The CAC in Malaga (Spain), and the Art Sonje Center in Seoul (South Korea) have also exhibited her work. She has designed posters for various Swiss institutions, including the Opera in Lausanne and the Montreux Jazz Festival. Her work is held in major collections such as MoMA, New York and the Migros Museum in Zurich. In 2015, she won the Prix de la Société des Arts de Genève, which came with an exhibition at the Palais de l’Athénée in autumn 2015. She received the prestigious Swiss Grand Award for Art/Prix Meret Oppenheim in 2018.


About the artworks

Consumer society has been an inspiration to many artists. Sylvie Fleury explores its symbols, their resonance in terms of fashion, luxury, femininity and power. Lipstick, shoes, handbags, cars and shopping trolleys are some of the objects that she has used and highlighted in her work, whether in installations, photographs or sculptures. Oversized, enriched with pink, gold and silver tones inspired by make-up, they stand as icons of our contemporary world, a world steeped in images from television, cinema and advertising. Fur, paste glitter and mirrors are among the materials used by Fleury for their evocation of glamour. Her famous Shopping Bags consist of piles of these thick paper and cardboard branded bags which are like mushrooms that have sprouted suddenly in the corner of the room. Neon is another frequently used medium. She deploys it for short slogans in English, designed for maximum intelligibility. 
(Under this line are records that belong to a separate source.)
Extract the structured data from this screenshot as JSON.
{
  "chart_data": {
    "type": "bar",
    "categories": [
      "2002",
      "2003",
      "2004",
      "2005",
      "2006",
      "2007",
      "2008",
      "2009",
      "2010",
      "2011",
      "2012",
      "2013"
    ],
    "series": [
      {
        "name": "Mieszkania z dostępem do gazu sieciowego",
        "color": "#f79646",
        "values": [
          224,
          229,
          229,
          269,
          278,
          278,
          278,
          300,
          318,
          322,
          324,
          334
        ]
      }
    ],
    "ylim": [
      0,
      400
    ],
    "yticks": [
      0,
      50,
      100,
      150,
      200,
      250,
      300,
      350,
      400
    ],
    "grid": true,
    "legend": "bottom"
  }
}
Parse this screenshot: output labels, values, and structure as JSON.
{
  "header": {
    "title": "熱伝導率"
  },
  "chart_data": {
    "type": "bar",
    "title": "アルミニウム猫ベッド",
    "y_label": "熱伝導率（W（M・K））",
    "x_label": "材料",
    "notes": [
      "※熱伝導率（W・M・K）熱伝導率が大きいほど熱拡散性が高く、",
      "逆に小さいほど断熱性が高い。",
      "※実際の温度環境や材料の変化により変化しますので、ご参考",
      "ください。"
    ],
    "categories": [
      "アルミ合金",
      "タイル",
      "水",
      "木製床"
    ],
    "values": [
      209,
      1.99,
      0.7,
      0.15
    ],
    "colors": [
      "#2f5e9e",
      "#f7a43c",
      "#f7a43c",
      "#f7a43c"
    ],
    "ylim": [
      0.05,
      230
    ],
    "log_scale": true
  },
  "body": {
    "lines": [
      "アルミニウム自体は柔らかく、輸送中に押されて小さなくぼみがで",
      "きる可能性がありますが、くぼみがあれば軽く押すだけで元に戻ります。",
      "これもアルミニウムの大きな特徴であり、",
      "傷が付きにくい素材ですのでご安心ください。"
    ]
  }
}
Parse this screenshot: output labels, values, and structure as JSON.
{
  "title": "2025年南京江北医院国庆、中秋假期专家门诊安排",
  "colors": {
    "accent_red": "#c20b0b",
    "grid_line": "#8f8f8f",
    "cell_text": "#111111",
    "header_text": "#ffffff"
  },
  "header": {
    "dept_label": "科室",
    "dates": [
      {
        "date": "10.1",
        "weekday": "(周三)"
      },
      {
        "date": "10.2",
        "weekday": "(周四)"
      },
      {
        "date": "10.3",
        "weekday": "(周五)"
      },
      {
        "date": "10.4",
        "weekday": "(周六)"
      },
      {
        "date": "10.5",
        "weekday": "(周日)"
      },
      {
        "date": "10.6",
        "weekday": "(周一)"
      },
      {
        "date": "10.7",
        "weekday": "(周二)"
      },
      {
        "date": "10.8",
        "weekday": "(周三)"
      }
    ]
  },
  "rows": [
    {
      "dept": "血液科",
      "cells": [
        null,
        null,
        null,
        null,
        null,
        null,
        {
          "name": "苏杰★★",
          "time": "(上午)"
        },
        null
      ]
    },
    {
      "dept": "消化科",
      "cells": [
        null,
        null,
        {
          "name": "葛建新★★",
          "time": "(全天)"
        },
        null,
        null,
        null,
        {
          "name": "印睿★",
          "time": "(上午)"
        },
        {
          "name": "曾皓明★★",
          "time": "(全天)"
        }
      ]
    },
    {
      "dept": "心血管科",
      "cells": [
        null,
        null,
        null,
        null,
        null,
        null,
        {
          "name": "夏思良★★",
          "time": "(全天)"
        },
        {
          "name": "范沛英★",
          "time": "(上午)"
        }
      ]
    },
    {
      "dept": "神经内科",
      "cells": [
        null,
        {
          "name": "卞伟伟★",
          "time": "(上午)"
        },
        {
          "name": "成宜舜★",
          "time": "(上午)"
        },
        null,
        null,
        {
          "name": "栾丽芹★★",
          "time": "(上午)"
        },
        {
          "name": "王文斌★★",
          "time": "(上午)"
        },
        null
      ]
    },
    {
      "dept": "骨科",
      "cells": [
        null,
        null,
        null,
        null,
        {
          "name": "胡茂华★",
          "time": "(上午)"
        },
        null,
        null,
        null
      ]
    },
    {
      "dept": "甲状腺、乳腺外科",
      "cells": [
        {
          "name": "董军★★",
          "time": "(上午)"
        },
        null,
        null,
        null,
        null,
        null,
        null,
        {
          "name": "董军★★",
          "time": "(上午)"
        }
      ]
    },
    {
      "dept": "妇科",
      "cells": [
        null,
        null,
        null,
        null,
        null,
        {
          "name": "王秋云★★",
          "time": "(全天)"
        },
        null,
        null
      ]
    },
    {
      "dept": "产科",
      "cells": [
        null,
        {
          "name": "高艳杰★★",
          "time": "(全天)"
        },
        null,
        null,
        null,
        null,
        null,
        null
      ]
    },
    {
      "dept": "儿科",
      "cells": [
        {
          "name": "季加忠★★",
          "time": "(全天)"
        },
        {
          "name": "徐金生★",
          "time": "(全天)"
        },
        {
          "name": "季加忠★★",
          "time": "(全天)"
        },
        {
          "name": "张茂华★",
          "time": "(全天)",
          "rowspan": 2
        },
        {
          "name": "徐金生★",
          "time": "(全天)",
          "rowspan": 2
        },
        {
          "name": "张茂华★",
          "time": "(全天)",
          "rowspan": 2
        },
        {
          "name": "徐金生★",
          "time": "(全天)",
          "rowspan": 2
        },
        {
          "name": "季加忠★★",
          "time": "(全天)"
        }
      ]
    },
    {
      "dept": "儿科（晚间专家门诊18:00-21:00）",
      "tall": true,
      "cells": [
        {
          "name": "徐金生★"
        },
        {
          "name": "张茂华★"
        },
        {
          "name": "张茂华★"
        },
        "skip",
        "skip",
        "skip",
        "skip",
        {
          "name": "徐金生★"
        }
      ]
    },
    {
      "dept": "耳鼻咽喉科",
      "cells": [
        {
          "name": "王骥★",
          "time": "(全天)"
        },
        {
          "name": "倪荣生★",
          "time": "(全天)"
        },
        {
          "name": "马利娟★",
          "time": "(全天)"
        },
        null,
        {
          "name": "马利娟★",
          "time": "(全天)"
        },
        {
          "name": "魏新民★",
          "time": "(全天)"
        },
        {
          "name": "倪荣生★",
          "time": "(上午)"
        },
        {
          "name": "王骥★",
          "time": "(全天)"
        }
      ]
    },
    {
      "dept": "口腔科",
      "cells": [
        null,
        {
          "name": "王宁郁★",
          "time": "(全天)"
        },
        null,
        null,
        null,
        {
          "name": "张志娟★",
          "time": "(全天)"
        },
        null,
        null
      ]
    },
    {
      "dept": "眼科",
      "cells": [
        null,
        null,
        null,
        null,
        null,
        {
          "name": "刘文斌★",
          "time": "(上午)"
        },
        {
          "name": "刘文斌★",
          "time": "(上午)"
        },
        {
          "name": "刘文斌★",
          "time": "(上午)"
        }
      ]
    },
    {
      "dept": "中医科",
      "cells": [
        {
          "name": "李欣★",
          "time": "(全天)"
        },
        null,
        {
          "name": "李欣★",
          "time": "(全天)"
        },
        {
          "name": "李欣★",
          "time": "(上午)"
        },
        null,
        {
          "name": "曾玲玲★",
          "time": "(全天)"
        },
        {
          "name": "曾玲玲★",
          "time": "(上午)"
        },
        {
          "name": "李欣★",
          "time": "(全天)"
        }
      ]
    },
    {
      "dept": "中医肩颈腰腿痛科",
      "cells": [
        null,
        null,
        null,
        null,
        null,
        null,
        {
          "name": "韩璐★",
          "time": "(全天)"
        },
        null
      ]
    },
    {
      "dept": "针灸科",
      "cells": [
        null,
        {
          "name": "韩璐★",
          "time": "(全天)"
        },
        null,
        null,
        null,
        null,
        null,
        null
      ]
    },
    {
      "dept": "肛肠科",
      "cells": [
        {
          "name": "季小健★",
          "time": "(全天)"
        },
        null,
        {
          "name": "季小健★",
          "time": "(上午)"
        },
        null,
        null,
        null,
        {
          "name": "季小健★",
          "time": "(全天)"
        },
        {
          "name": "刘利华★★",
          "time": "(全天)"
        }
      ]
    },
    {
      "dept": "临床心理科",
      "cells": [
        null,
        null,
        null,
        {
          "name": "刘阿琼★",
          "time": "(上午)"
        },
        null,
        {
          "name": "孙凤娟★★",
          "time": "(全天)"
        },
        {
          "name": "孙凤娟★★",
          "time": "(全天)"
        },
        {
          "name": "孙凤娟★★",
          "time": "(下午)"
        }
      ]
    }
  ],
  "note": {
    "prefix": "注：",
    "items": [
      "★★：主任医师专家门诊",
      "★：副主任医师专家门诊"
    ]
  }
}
One of her favourite phrases is "Yes to All", which she presents in various forms and on various supports. It appears, for example, on the roof of a building in the Plaine de Plainpalais, Geneva, where it plays on several levels of interpretation, allegorising an attitude that wavers between positive pleasure and submission. Be Good, Be Bad, Just Be acts in the same way. Here, the words from the slogan for the Calvin Klein perfume, CK Be, are spread over metal barrels. The neon wording adds extra value to the recipients, objects whose value normally depends on their contents (petrol, oil, water), and which here could be empty or full. Influenced by great figures of contemporary art such as Mondrian, Fontana, César and Vasarely, Sylvie Fleury goes beyond the superficial symbols of our society : her work invites us to reflect, to dream, to escape and to play, while raising numerous questions about our contemporary world.